This series of patches introduced the x86 Cache Monitoring Technology
(CMT) to libvirt by interacting with kernel resource control (resctrl)
interface. CMT is one of the Intel(R) x86 CPU feature which belongs to
the Resource Director Technology (RDT). CMT reports the occupancy of the
last level cache, which is shared by all CPU cores.
In v1 series, we are introducing CMT for libvirt, including reporting
host capability and creating CMT groups. Introducing host capability
is pretty much a well self-contained step, we only cover this step in
this series. As an extension of v1, MBM capability is also introduced.

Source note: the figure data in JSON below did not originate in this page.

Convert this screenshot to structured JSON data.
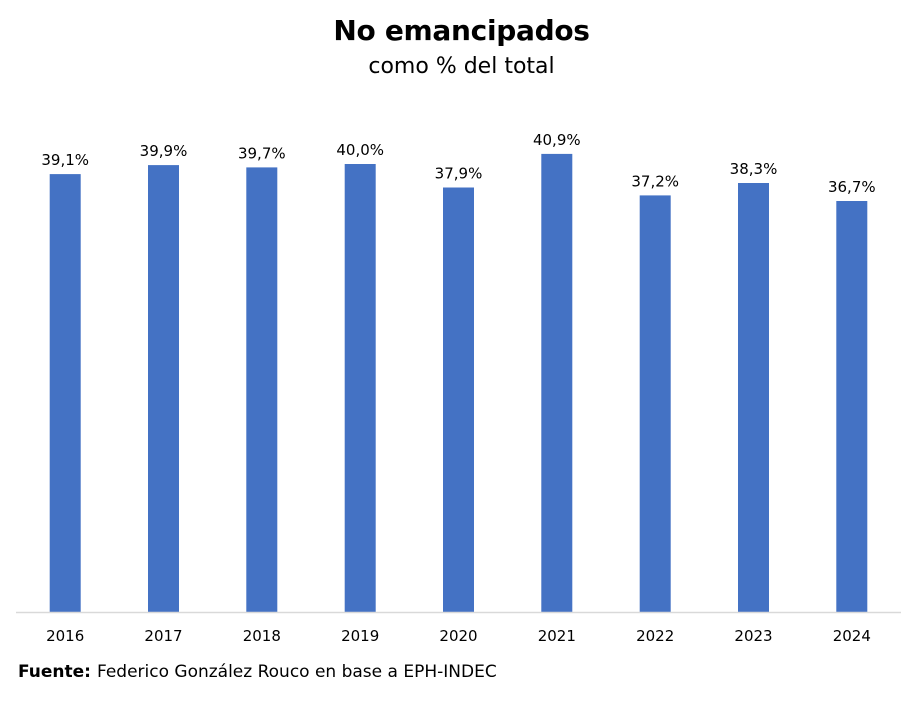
{
  "chart_data": {
    "type": "bar",
    "title": "No emancipados",
    "subtitle": "como % del total",
    "xlabel": "",
    "ylabel": "",
    "categories": [
      "2016",
      "2017",
      "2018",
      "2019",
      "2020",
      "2021",
      "2022",
      "2023",
      "2024"
    ],
    "values": [
      39.1,
      39.9,
      39.7,
      40.0,
      37.9,
      40.9,
      37.2,
      38.3,
      36.7
    ],
    "data_labels": [
      "39,1%",
      "39,9%",
      "39,7%",
      "40,0%",
      "37,9%",
      "40,9%",
      "37,2%",
      "38,3%",
      "36,7%"
    ],
    "ylim": [
      0,
      45
    ],
    "grid": false,
    "y_axis_visible": false,
    "bar_color": "#4472C4",
    "axis_color": "#D9D9D9"
  },
  "source": {
    "label": "Fuente:",
    "text": "Federico González Rouco en base a EPH-INDEC"
  }
}
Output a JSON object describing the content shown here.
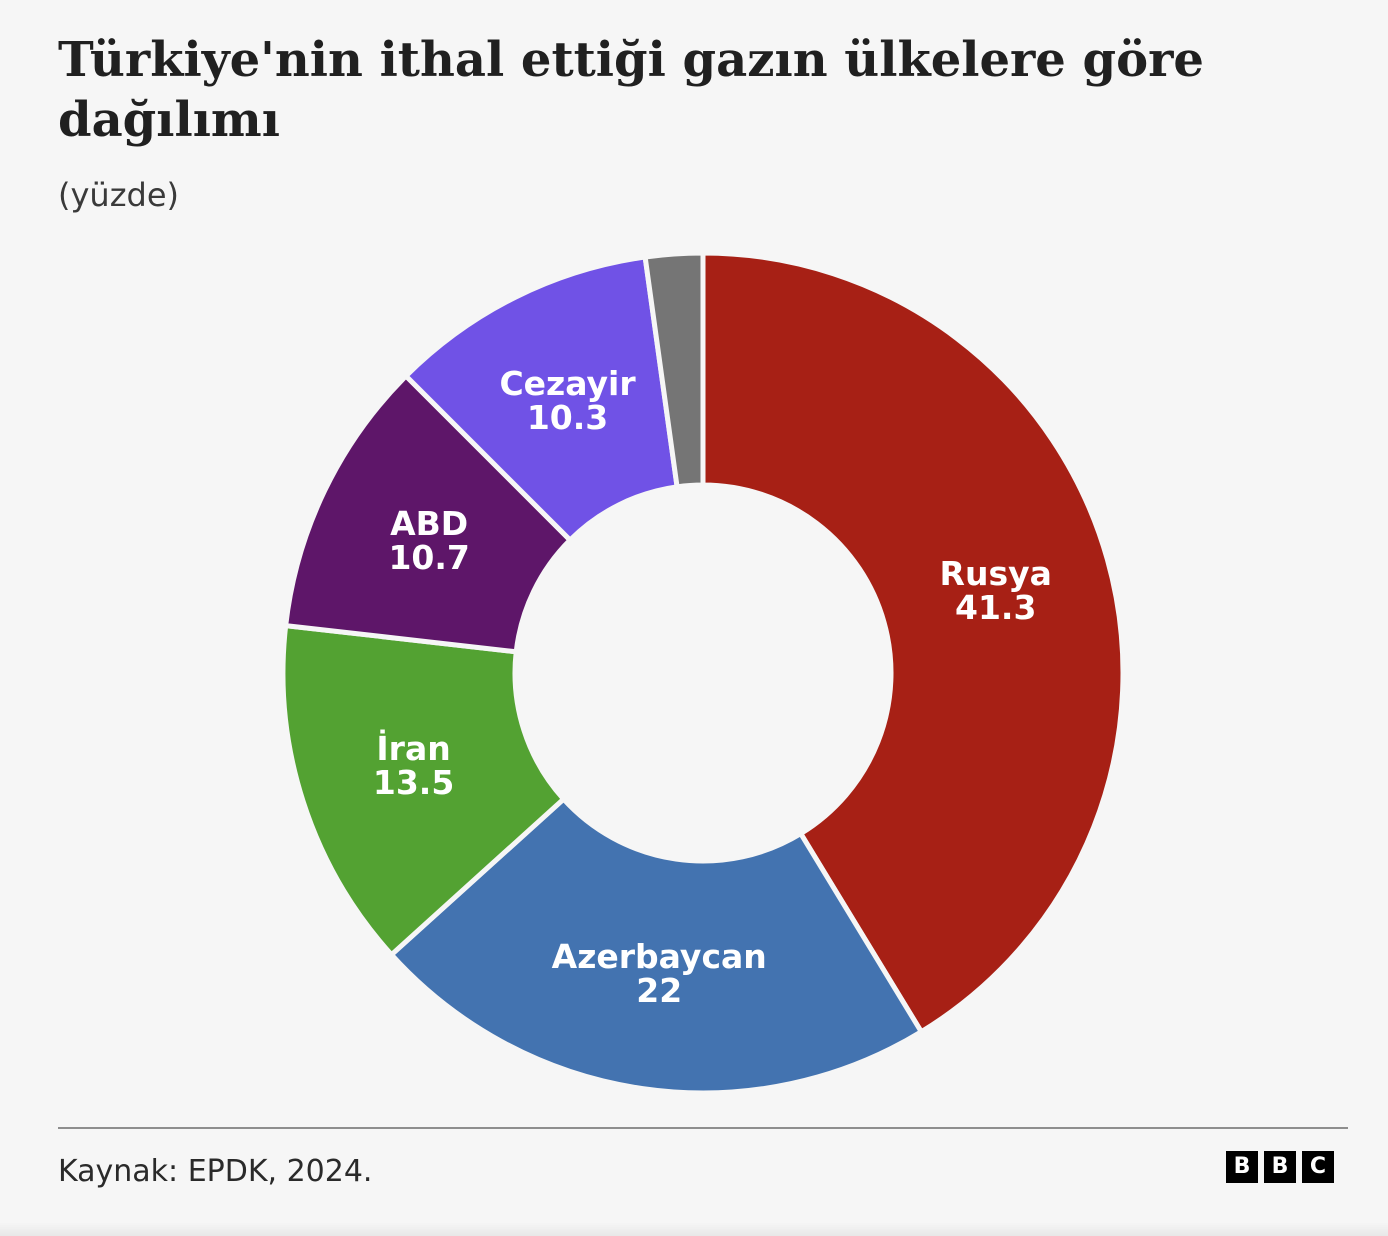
{
  "chart_data": {
    "type": "pie",
    "title": "Türkiye'nin ithal ettiği gazın ülkelere göre dağılımı",
    "subtitle": "(yüzde)",
    "slices": [
      {
        "label": "Rusya",
        "value": 41.3,
        "value_label": "41.3",
        "color": "#a72015"
      },
      {
        "label": "Azerbaycan",
        "value": 22,
        "value_label": "22",
        "color": "#4373b0"
      },
      {
        "label": "İran",
        "value": 13.5,
        "value_label": "13.5",
        "color": "#53a232"
      },
      {
        "label": "ABD",
        "value": 10.7,
        "value_label": "10.7",
        "color": "#5e1669"
      },
      {
        "label": "Cezayir",
        "value": 10.3,
        "value_label": "10.3",
        "color": "#7052e6"
      },
      {
        "label": "",
        "value": 2.2,
        "value_label": "",
        "color": "#757575"
      }
    ]
  },
  "footer": {
    "source": "Kaynak: EPDK, 2024.",
    "logo_letters": [
      "B",
      "B",
      "C"
    ]
  }
}
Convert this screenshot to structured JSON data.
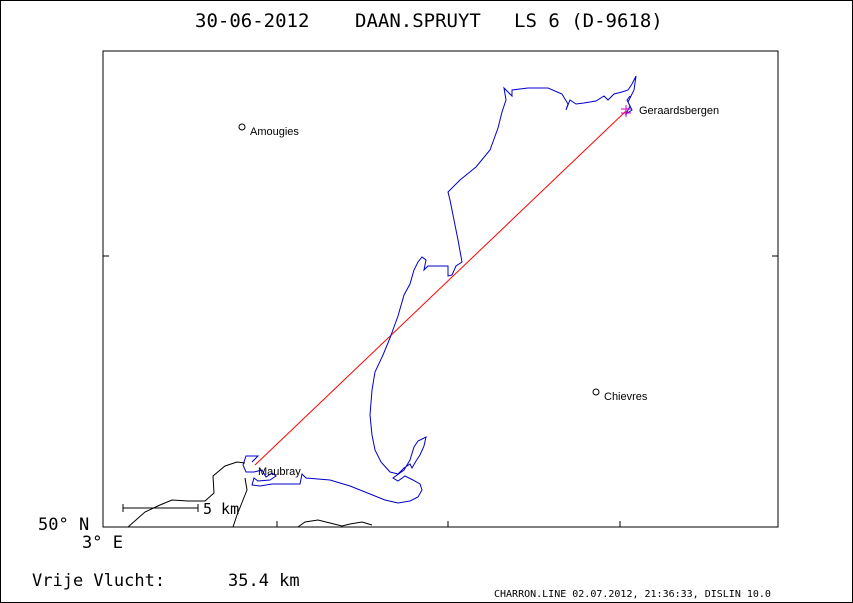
{
  "header": {
    "date": "30-06-2012",
    "pilot": "DAAN.SPRUYT",
    "glider": "LS 6 (D-9618)"
  },
  "map": {
    "lat_label": "50° N",
    "lon_label": "3° E",
    "scale_label": "5 km",
    "places": [
      {
        "name": "Geraardsbergen"
      },
      {
        "name": "Amougies"
      },
      {
        "name": "Chievres"
      },
      {
        "name": "Maubray"
      }
    ],
    "colors": {
      "track": "#0000cc",
      "task": "#ff0000",
      "start_marker": "#cc00cc",
      "border": "#000000"
    }
  },
  "footer": {
    "distance_label": "Vrije Vlucht:",
    "distance_value": "35.4 km",
    "credits": "CHARRON.LINE 02.07.2012, 21:36:33, DISLIN 10.0"
  }
}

These patches will not cover the part of creating CMT groups, which
will be subsequent patches.
We have serval discussion about the enabling of CMT, please refer to
following links for the RFCs.
RFCv3
https://www.redhat.com/archives/libvir-list/2018-August/msg01213.html
RFCv2
https://www.redhat.com/archives/libvir-list/2018-July/msg00409.html
https://www.redhat.com/archives/libvir-list/2018-July/msg01241.html
RFCv1
https://www.redhat.com/archives/libvir-list/2018-June/msg00674.html
1. About reason why CMT is necessary for libvirt?
The perf events of 'CMT, MBML, MBMT' have been phased out since Linux
kernel commit c39a0e2c8850f08249383f2425dbd8dbe4baad69, in libvirt
the perf based cmt,mbm will not work with the latest linux kernel. These
patches add CMT feature to libvirt through kernel resctrlfs interface.
2. Interfaces for CMT from the high level.
CMT, CAT, MBM and MBA are orthogonal features, each could works
independently.
If 'CMT' is enabled in host, then a 'cache monitor' is introduced for
cache, which is role is monitoring the last level cache utilization
of target system process. Cache monitor capabilities is shown under
element <cache>.
'MBM', a monitor named memory bandwidth monitor is introduced, for
role of monitoring memory bandwidth utilization. The capability
information block is located under <memory bandwidth> element.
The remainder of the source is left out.